Мать стояла и смотрела на меня во все глаза. В них появилось что-то похожее на испуг. И растерянность. Ну совсем как школьница, которая ждала, что ее похвалят, а вместо этого получила щелчок по носу.
Но боится она не меня, а того, что ей придется выйти из своего блаженно-сонного состояния и что-то предпринять.
— Что ты говоришь, Юлька?
— То, что есть на самом деле. Ты со своими идеалами многого добилась? Или можешь что-то изменить, на что-то повлиять в этой жизни? Ты ведь даже рощу не могла спасти. Тоже мне — главный инженер проекта!.. — Мать слушала очень внимательно, не перебивала. — «Проект по озеленению», так, кажется, называется? А вы чем занимаетесь? Вырубаете, так ведь? А потом снова насаживаете, «озеленяете», верно?
— Нет, неверно. — Она подняла руку к вырезу кофты, намотала на палец цепочку, единственная золотая вещь в нашем доме, свадебный подарок отца. — Не совсем верно, мы вырубаем только то, что мешает застройке.
— А роща? Кому она мешала? Стояла себе, распускала сережки каждую весну, а вы пришли и распорядились.
Мать опустила голову, посмотрела на цепочку, на свою руку. Увидела, что она вся в багровых потеках от граната. Послюнявила палец и стала их стирать.
— Понимаешь, — произнесла своим напевным голосом, — проект был уже утвержден. А роща действительно выступала. Нельзя же было из-за нее петлять: людям нужны кратчайшие пути между микрорайонами.
— Выступала! Ах, глупая, глупая роща! Сама виновата: не выступай! Так по-вашему? — Я пыталась поймать ее взгляд, но не могла: он был сосредоточен на багровых пятнах на ее запястье. Они не оттирались, только немного побледнели, расплылись разводами по руке. — А помнишь, какие там дубы были? А березы с бело-розовой корой? Ты же сама говорила, что такие только во сне увидеть можно, помнишь?
Я-то помнила. Все помнила…
Вокруг все такое белое, такое ослепительное. И снег, и стволы берез под солнцем. Глубокая лыжня, а впереди отец. У него, разумеется, не хватает терпения плестись вместе с нами. Его высокая фигура быстро удаляется, мелькает в полосатой тени деревьев и неожиданно исчезает. Потом так же неожиданно появляется и так же стремительно несется нам навстречу.

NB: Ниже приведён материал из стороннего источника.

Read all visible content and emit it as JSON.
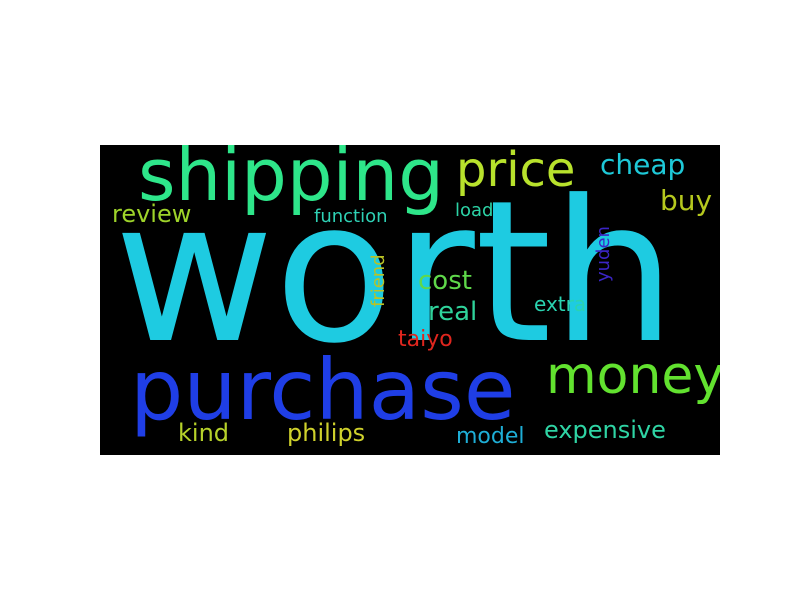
{
  "words": [
    {
      "id": "worth",
      "text": "worth",
      "color": "#1ecbe1",
      "weight": 1.0,
      "orientation": "horizontal"
    },
    {
      "id": "purchase",
      "text": "purchase",
      "color": "#1f3ee6",
      "weight": 0.45,
      "orientation": "horizontal"
    },
    {
      "id": "shipping",
      "text": "shipping",
      "color": "#2ee68a",
      "weight": 0.38,
      "orientation": "horizontal"
    },
    {
      "id": "money",
      "text": "money",
      "color": "#62e22f",
      "weight": 0.3,
      "orientation": "horizontal"
    },
    {
      "id": "price",
      "text": "price",
      "color": "#b8e22c",
      "weight": 0.3,
      "orientation": "horizontal"
    },
    {
      "id": "cheap",
      "text": "cheap",
      "color": "#1ec9d8",
      "weight": 0.18,
      "orientation": "horizontal"
    },
    {
      "id": "buy",
      "text": "buy",
      "color": "#b5c81e",
      "weight": 0.18,
      "orientation": "horizontal"
    },
    {
      "id": "review",
      "text": "review",
      "color": "#9ed32a",
      "weight": 0.16,
      "orientation": "horizontal"
    },
    {
      "id": "function",
      "text": "function",
      "color": "#2fd1b5",
      "weight": 0.12,
      "orientation": "horizontal"
    },
    {
      "id": "load",
      "text": "load",
      "color": "#2cd3a6",
      "weight": 0.12,
      "orientation": "horizontal"
    },
    {
      "id": "cost",
      "text": "cost",
      "color": "#5fd84a",
      "weight": 0.18,
      "orientation": "horizontal"
    },
    {
      "id": "real",
      "text": "real",
      "color": "#2fd39b",
      "weight": 0.18,
      "orientation": "horizontal"
    },
    {
      "id": "friend",
      "text": "friend",
      "color": "#b9c225",
      "weight": 0.12,
      "orientation": "vertical"
    },
    {
      "id": "yuden",
      "text": "yuden",
      "color": "#3b25c6",
      "weight": 0.12,
      "orientation": "vertical"
    },
    {
      "id": "extra",
      "text": "extra",
      "color": "#2ad3b0",
      "weight": 0.12,
      "orientation": "horizontal"
    },
    {
      "id": "taiyo",
      "text": "taiyo",
      "color": "#e0261e",
      "weight": 0.14,
      "orientation": "horizontal"
    },
    {
      "id": "kind",
      "text": "kind",
      "color": "#b6d12a",
      "weight": 0.17,
      "orientation": "horizontal"
    },
    {
      "id": "philips",
      "text": "philips",
      "color": "#cfd12c",
      "weight": 0.17,
      "orientation": "horizontal"
    },
    {
      "id": "model",
      "text": "model",
      "color": "#1eaed6",
      "weight": 0.17,
      "orientation": "horizontal"
    },
    {
      "id": "expensive",
      "text": "expensive",
      "color": "#2fd4a4",
      "weight": 0.18,
      "orientation": "horizontal"
    }
  ]
}
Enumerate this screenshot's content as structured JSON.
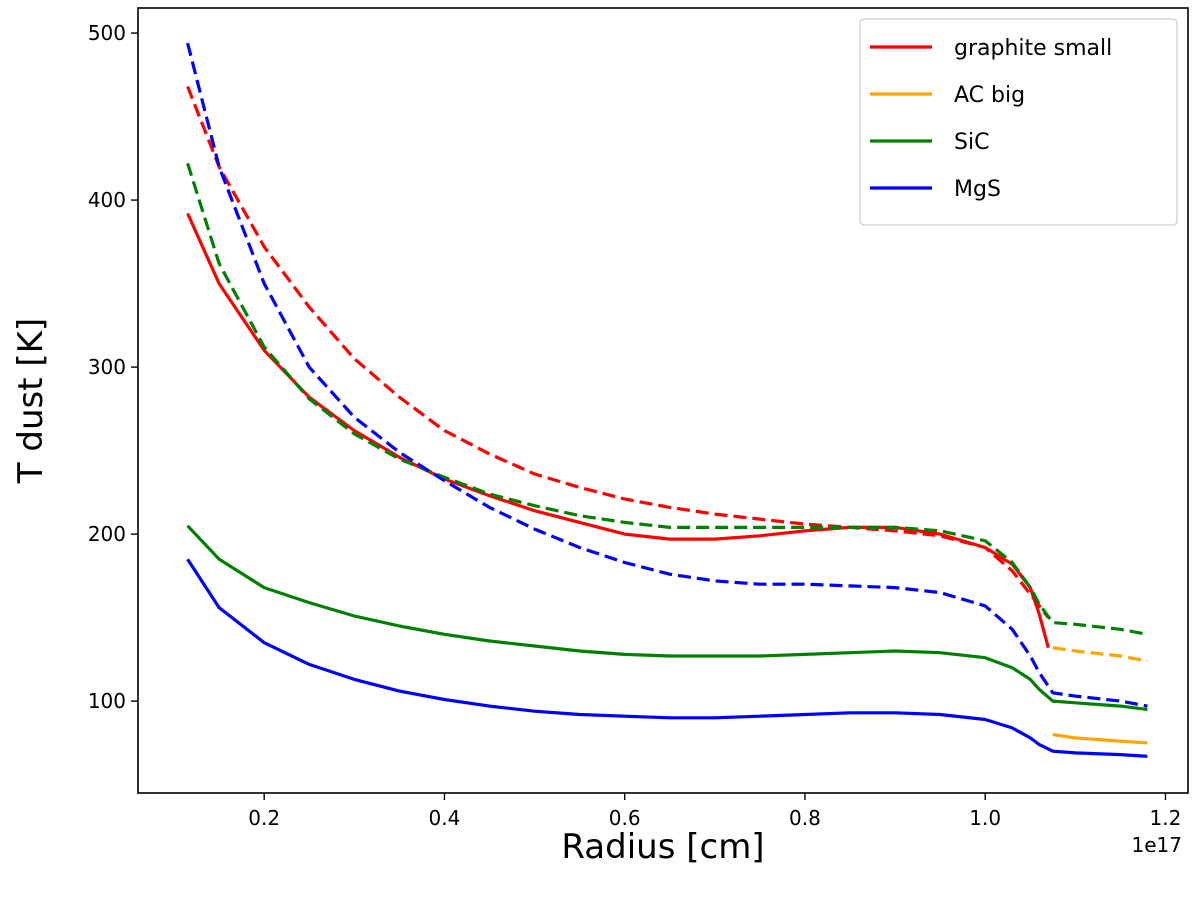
{
  "chart_data": {
    "type": "line",
    "title": "",
    "xlabel": "Radius [cm]",
    "ylabel": "T dust [K]",
    "x_offset_label": "1e17",
    "xlim": [
      0.06,
      1.225
    ],
    "ylim": [
      45,
      515
    ],
    "xticks": [
      0.2,
      0.4,
      0.6,
      0.8,
      1.0,
      1.2
    ],
    "xtick_labels": [
      "0.2",
      "0.4",
      "0.6",
      "0.8",
      "1.0",
      "1.2"
    ],
    "yticks": [
      100,
      200,
      300,
      400,
      500
    ],
    "ytick_labels": [
      "100",
      "200",
      "300",
      "400",
      "500"
    ],
    "legend": {
      "position": "top-right",
      "entries": [
        {
          "label": "graphite small",
          "color": "#ff0000"
        },
        {
          "label": "AC big",
          "color": "#ffa500"
        },
        {
          "label": "SiC",
          "color": "#008000"
        },
        {
          "label": "MgS",
          "color": "#0000ff"
        }
      ]
    },
    "series": [
      {
        "name": "graphite small",
        "style": "solid",
        "color": "#ff0000",
        "x": [
          0.115,
          0.15,
          0.2,
          0.25,
          0.3,
          0.35,
          0.4,
          0.45,
          0.5,
          0.55,
          0.6,
          0.65,
          0.7,
          0.75,
          0.8,
          0.85,
          0.9,
          0.95,
          1.0,
          1.03,
          1.05,
          1.06,
          1.07
        ],
        "y": [
          392,
          350,
          310,
          282,
          262,
          246,
          233,
          223,
          214,
          207,
          200,
          197,
          197,
          199,
          202,
          204,
          204,
          200,
          192,
          182,
          168,
          152,
          132
        ]
      },
      {
        "name": "graphite small (dashed)",
        "style": "dashed",
        "color": "#ff0000",
        "x": [
          0.115,
          0.15,
          0.2,
          0.25,
          0.3,
          0.35,
          0.4,
          0.45,
          0.5,
          0.55,
          0.6,
          0.65,
          0.7,
          0.75,
          0.8,
          0.85,
          0.9,
          0.95,
          1.0,
          1.03,
          1.05,
          1.06,
          1.07
        ],
        "y": [
          468,
          420,
          372,
          336,
          305,
          282,
          262,
          248,
          236,
          228,
          221,
          216,
          212,
          209,
          206,
          204,
          202,
          199,
          192,
          178,
          164,
          157,
          150
        ]
      },
      {
        "name": "AC big",
        "style": "solid",
        "color": "#ffa500",
        "x": [
          1.075,
          1.1,
          1.15,
          1.18
        ],
        "y": [
          80,
          78,
          76,
          75
        ]
      },
      {
        "name": "AC big (dashed)",
        "style": "dashed",
        "color": "#ffa500",
        "x": [
          1.075,
          1.1,
          1.15,
          1.18
        ],
        "y": [
          132,
          130,
          127,
          124
        ]
      },
      {
        "name": "SiC",
        "style": "solid",
        "color": "#008000",
        "x": [
          0.115,
          0.15,
          0.2,
          0.25,
          0.3,
          0.35,
          0.4,
          0.45,
          0.5,
          0.55,
          0.6,
          0.65,
          0.7,
          0.75,
          0.8,
          0.85,
          0.9,
          0.95,
          1.0,
          1.03,
          1.05,
          1.06,
          1.075,
          1.1,
          1.15,
          1.18
        ],
        "y": [
          205,
          185,
          168,
          159,
          151,
          145,
          140,
          136,
          133,
          130,
          128,
          127,
          127,
          127,
          128,
          129,
          130,
          129,
          126,
          120,
          113,
          107,
          100,
          99,
          97,
          95
        ]
      },
      {
        "name": "SiC (dashed)",
        "style": "dashed",
        "color": "#008000",
        "x": [
          0.115,
          0.15,
          0.2,
          0.25,
          0.3,
          0.35,
          0.4,
          0.45,
          0.5,
          0.55,
          0.6,
          0.65,
          0.7,
          0.75,
          0.8,
          0.85,
          0.9,
          0.95,
          1.0,
          1.03,
          1.05,
          1.06,
          1.075,
          1.1,
          1.15,
          1.18
        ],
        "y": [
          422,
          362,
          312,
          281,
          260,
          245,
          234,
          224,
          217,
          211,
          207,
          204,
          204,
          204,
          204,
          204,
          204,
          202,
          196,
          183,
          168,
          158,
          147,
          146,
          143,
          140
        ]
      },
      {
        "name": "MgS",
        "style": "solid",
        "color": "#0000ff",
        "x": [
          0.115,
          0.15,
          0.2,
          0.25,
          0.3,
          0.35,
          0.4,
          0.45,
          0.5,
          0.55,
          0.6,
          0.65,
          0.7,
          0.75,
          0.8,
          0.85,
          0.9,
          0.95,
          1.0,
          1.03,
          1.05,
          1.06,
          1.075,
          1.1,
          1.15,
          1.18
        ],
        "y": [
          185,
          156,
          135,
          122,
          113,
          106,
          101,
          97,
          94,
          92,
          91,
          90,
          90,
          91,
          92,
          93,
          93,
          92,
          89,
          84,
          78,
          74,
          70,
          69,
          68,
          67
        ]
      },
      {
        "name": "MgS (dashed)",
        "style": "dashed",
        "color": "#0000ff",
        "x": [
          0.115,
          0.15,
          0.2,
          0.25,
          0.3,
          0.35,
          0.4,
          0.45,
          0.5,
          0.55,
          0.6,
          0.65,
          0.7,
          0.75,
          0.8,
          0.85,
          0.9,
          0.95,
          1.0,
          1.03,
          1.05,
          1.06,
          1.075,
          1.1,
          1.15,
          1.18
        ],
        "y": [
          494,
          420,
          350,
          300,
          270,
          249,
          232,
          216,
          203,
          192,
          183,
          176,
          172,
          170,
          170,
          169,
          168,
          165,
          157,
          143,
          127,
          117,
          105,
          103,
          100,
          97
        ]
      }
    ]
  }
}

А потом — привал. Всегда в одном и том же месте: на небольшой поляне с молодыми пышными елками по краю. Три пенька от спиленных берез, на которые мы рассаживаемся, на разную высоту поднимаются над снегом. Один повыше и потолще, другой пониже и потоньше, а третий совсем малютка. «Вот тот, самый большой — папа, этот — мама, а этот — их дочь», — объясняет мне, и я уточняю: «Значит — я, ты и папка. Да?» — «Да, Юлька, совершенно точно: святая троица». — Отец подхватывает меня с пенька и подбрасывает вверх. «Осторожно, лыжи! — кричит мать. — Покалечишь ребенка!» Но отец ловит меня и держит на вытянутых руках. Я вижу запрокинутое вверх лицо, глаза, черные, как его куртка, и такие же черные волосы.

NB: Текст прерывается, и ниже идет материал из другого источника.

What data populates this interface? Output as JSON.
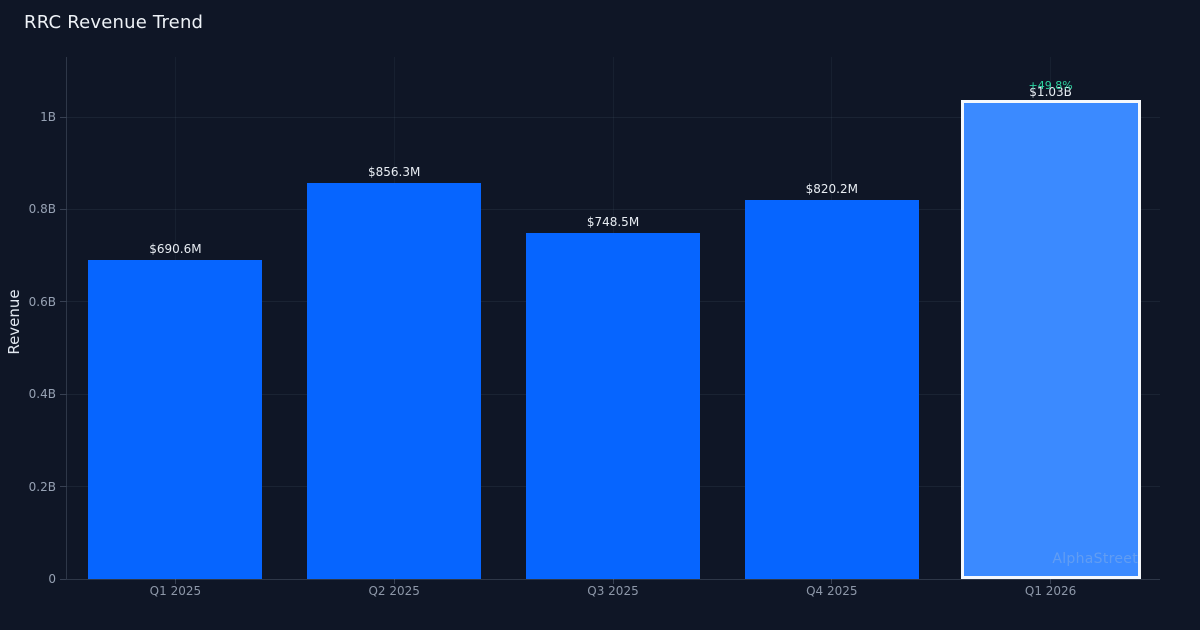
{
  "header": {
    "title": "RRC Revenue Trend"
  },
  "watermark": "AlphaStreet",
  "chart_data": {
    "type": "bar",
    "title": "RRC Revenue Trend",
    "xlabel": "",
    "ylabel": "Revenue",
    "categories": [
      "Q1 2025",
      "Q2 2025",
      "Q3 2025",
      "Q4 2025",
      "Q1 2026"
    ],
    "values": [
      690600000,
      856300000,
      748500000,
      820200000,
      1030000000
    ],
    "value_labels": [
      "$690.6M",
      "$856.3M",
      "$748.5M",
      "$820.2M",
      "$1.03B"
    ],
    "change_labels": [
      null,
      null,
      null,
      null,
      "+49.8%"
    ],
    "highlight_index": 4,
    "ylim": [
      0,
      1130000000
    ],
    "yticks": [
      0,
      200000000,
      400000000,
      600000000,
      800000000,
      1000000000
    ],
    "ytick_labels": [
      "0",
      "0.2B",
      "0.4B",
      "0.6B",
      "0.8B",
      "1B"
    ],
    "grid": true,
    "legend": false,
    "colors": {
      "background": "#0f1626",
      "bar": "#0665ff",
      "highlight_bar": "#3b8aff",
      "highlight_border": "#f5f8fc",
      "change_positive": "#2dd4a0",
      "value_label": "#e8edf3",
      "tick_label": "#96a1b3"
    }
  }
}
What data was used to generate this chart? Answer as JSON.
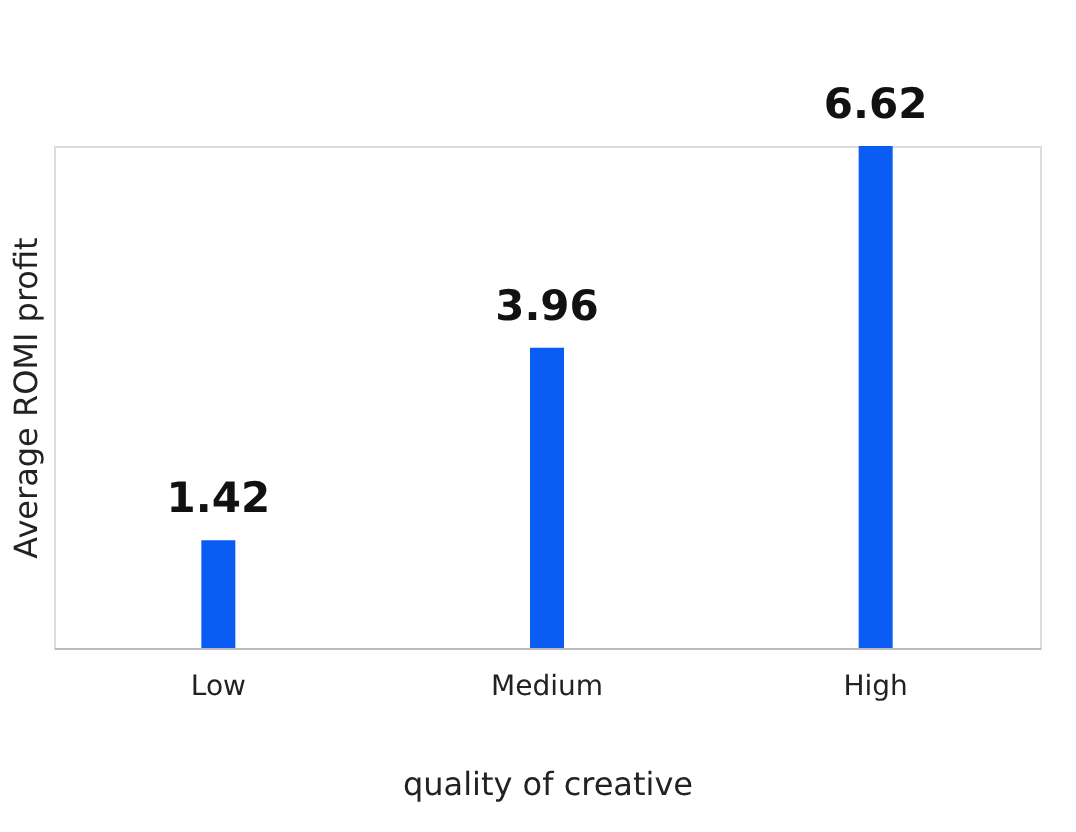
{
  "chart_data": {
    "type": "bar",
    "xlabel": "quality of creative",
    "ylabel": "Average ROMI profit",
    "categories": [
      "Low",
      "Medium",
      "High"
    ],
    "values": [
      1.42,
      3.96,
      6.62
    ],
    "color": "#0a5cf5",
    "data_labels": true,
    "tick_labels": "x",
    "grid": false
  }
}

Болтаю ногами, и лыжи в конце концов слетают. Вместе с валенками. Отец сует мои ноги в голубых вязаных носках в карманы своей куртки. И вдруг резко откидывает тело назад, почти горизонтально. «Держись! — командует. — Вираж! Два трамплина и два поворота!» — и отпускает руки. Немедленно хватаю его за уши и, вцепившись в них, как в руль, чувствую себя на его крепкой груди, словно на сиденье «Явы», готовой понестись в бешеный кросс. Быстрее, еще быстрее! «У-у-у, — изображаю гул мотора. — Больше скорость — меньше ям!» — ору в отупелом восторге, а отец хохочет: «Молодец, дочка! Верно! Из тебя выйдет отличный гонщик!»
«Сумасшедшие! Что отец, что дочь!» — ворчит мать, а на лице улыбка.
Потом отец выпрямляется, вынимает мои ноги из карманов, сует их в валенки: «Все! Финиш! Приз газеты „Лесной гудок“ вручается Славиной Юлии Игоревне»… — «Еще! Еще!» — требую у родителя, зная, что мне невозможно отказать.
Пьем горячий чай из термоса и едим бутерброды. А когда оставляем поляну, на ней, рядом со «святой троицей», остается надпись, сделанная лыжными палками на снегу: «Игорь+Ира=Юлька-капризулька».
…И та же роща пять лет спустя. Мы с матерью идем проселочной дорогой, а вокруг нас березы с бело-розовой корой. Их стволы, высвеченные весенним солнцем, слепят глаза. Земля, покрытая прелыми листьями, мягко продавливается под ногами. Вдруг мать замирает, крепко сжимает мне руку: «Видишь?» Между белых стволов мелькает что-то рыжее. Лиса! Прочерчивает огненный след и скрывается в чаще. Словно факелом за березами провели. Срываюсь с места, бросаюсь следом. Зря, конечно, любая пятиклассница на моем месте поняла бы: все равно не догнать.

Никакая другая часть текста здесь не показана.